Illinois Appellate Court
Civil Court
Mandamus
Citation
Case Number: 
2011 IL App (4th) 110244
Decision Date: 
Thursday, November 3, 2011
District: 
4th Dist.
Division/County: 
Macon Co.
Holding: 
Affirmed.
Justice: 
TURNER
Plaintiff developer filed complaint for mandamus to compel county clerk to certify initial equalized assessed valuation (EAV) of parcel under TIF Act in manner set forth in city ordinances. Court properly granted complaint for mandamus. Use of word "shall" in TIF Act, as to county clerk's duty to ascertain and certify initial EAV, is mandatory, as this is a ministerial duty for which county clerk has no discretion. Court properly denied laches defense of county and county clerk. Even if Plaintiff knew about dispute when tax bills were allegedly mailed, its reasonable excuse for not then filing was that it was attempting to resolve matter without litigation. (STEIGMANN and KNECHT, concurring.)

Village of Arlington Heights v. Anderson

Illinois Appellate Court
Civil Court
Summary Judgment
Citation
Case Number: 
2011 IL App (1st) 110748
Decision Date: 
Tuesday, December 20, 2011
District: 
1st Dist.
Division/County: 
Cook Co.
Holding: 
Affirmed.
Justice: 
HARRIS
Court properly found that pursuant to note signed by four persons, they jointly and severally owed Village balance on note plus interest, per TIF Redevelopment Agreement. Court properly admitted as evidence, pursuant to public records exception to hearsay rule, Cook County treasurer reports, which were computer-generated. Rule 803(8) of Illinois Rules of Evidence makes no distinction between public records and computerized public records. Evidence supported Village development director's calculation of equalized assessed value of parcels, and his affidavit detailing his computations and methodology was proper foundation for records, and was sufficient for granting summary judgment for Village. (QUINN and CUNNINGHAM, concurring.)

Surita v.

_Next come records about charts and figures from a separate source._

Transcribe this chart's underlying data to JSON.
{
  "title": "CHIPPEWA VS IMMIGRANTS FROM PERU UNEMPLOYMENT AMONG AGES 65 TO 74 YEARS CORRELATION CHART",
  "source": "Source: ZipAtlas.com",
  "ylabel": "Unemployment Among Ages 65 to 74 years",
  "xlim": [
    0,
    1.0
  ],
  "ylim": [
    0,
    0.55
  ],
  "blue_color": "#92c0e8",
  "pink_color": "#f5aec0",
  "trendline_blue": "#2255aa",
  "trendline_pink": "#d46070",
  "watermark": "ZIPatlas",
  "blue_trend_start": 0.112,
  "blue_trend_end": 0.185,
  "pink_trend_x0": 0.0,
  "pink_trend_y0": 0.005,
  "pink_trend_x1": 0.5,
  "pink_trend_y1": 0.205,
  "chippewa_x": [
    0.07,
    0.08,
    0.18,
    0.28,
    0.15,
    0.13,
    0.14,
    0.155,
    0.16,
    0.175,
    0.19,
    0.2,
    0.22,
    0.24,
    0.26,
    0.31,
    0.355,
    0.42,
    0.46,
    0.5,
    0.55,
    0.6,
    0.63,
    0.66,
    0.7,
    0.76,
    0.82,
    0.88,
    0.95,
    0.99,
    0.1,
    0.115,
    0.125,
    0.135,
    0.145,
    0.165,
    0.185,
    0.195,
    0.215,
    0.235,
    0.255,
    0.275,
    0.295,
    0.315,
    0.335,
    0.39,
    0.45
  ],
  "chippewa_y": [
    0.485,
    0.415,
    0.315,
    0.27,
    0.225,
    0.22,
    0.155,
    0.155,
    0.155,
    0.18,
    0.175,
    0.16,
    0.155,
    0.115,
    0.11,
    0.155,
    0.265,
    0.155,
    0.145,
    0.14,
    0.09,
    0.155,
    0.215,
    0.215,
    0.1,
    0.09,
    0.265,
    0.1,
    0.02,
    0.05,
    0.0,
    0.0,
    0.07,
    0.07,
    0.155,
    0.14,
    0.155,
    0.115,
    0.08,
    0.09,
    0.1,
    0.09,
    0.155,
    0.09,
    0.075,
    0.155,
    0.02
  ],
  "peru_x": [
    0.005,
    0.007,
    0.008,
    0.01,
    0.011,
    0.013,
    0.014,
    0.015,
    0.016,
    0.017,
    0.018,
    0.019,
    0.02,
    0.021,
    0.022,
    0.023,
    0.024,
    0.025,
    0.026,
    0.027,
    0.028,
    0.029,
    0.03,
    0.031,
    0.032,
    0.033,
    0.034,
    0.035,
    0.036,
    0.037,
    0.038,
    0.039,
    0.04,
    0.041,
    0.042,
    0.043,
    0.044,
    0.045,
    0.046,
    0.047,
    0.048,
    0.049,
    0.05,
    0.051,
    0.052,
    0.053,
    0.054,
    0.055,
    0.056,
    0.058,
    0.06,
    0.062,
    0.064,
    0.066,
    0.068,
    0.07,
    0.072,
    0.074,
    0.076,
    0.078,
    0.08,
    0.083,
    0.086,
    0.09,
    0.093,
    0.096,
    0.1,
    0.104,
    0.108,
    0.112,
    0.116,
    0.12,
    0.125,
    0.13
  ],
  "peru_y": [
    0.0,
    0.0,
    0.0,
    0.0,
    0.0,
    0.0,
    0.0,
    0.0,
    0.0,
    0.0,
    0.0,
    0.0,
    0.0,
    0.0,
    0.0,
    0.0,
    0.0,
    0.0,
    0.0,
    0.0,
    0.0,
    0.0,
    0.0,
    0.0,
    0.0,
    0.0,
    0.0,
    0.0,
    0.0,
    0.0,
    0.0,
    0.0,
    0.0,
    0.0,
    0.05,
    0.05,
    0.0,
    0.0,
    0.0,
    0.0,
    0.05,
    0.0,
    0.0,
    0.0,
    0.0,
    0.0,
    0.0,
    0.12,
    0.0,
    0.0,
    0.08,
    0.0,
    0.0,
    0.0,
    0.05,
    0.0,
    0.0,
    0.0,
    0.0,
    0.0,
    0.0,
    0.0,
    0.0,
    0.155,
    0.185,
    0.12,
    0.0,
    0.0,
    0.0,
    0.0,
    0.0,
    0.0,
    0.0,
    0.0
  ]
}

Hyde

Federal 7th Circuit Court
Civil Court
First Amendment
Citation
Case Number: 
No. 09-1165
Decision Date: 
December 22, 2011
Federal District: 
N.D. Ill., E. Div.
Holding: 
Affirmed and reversed in part and remanded
Dist. Ct. did not err in denying defendants-city officials' motion for summary judgment asserting qualified immunity in plaintiffs' section 1983 action alleging that defendant-mayor's refusal to permit one plaintiff opportunity to speak during city council meeting unless plaintiff apologized to city employee for verbal confrontation that plaintiff had with employee during prior public rally regarding amendment to towing ordinance violated said plaintiff's First Amendment rights where instant blanket refusal constituted impermissible content-based restriction. Fact that mayor allowed others to criticize said ordinance at counsel meeting was immaterial to instant claim, even though mayor believed that refusal was appropriate given his belief that plaintiff had threatened said city employee. Moreover, Dist. Ct. properly denied defendant-Police Chief's assertion of qualified immunity on different plaintiff's claim that imposition of $1,500 fee for plaintiff's use of city park to hold protest rally with respect to towing ordinance constituted violation of her free-speech rights where: (1) instant fee arose out of defendant's estimation of increased police force costs required for monitoring said rally; (2) defendant conceded that costs would be lower if rally were in favor of said ordinance; (3) govt. cannot impose financial burden on speakers based on content of their speech; and (4) defendant imposed instant fee requirement on plaintiff shortly after she announced intent to hold rally, while failing to apply said fee requirement in approximately 500 prior events. (Partial dissent filed.)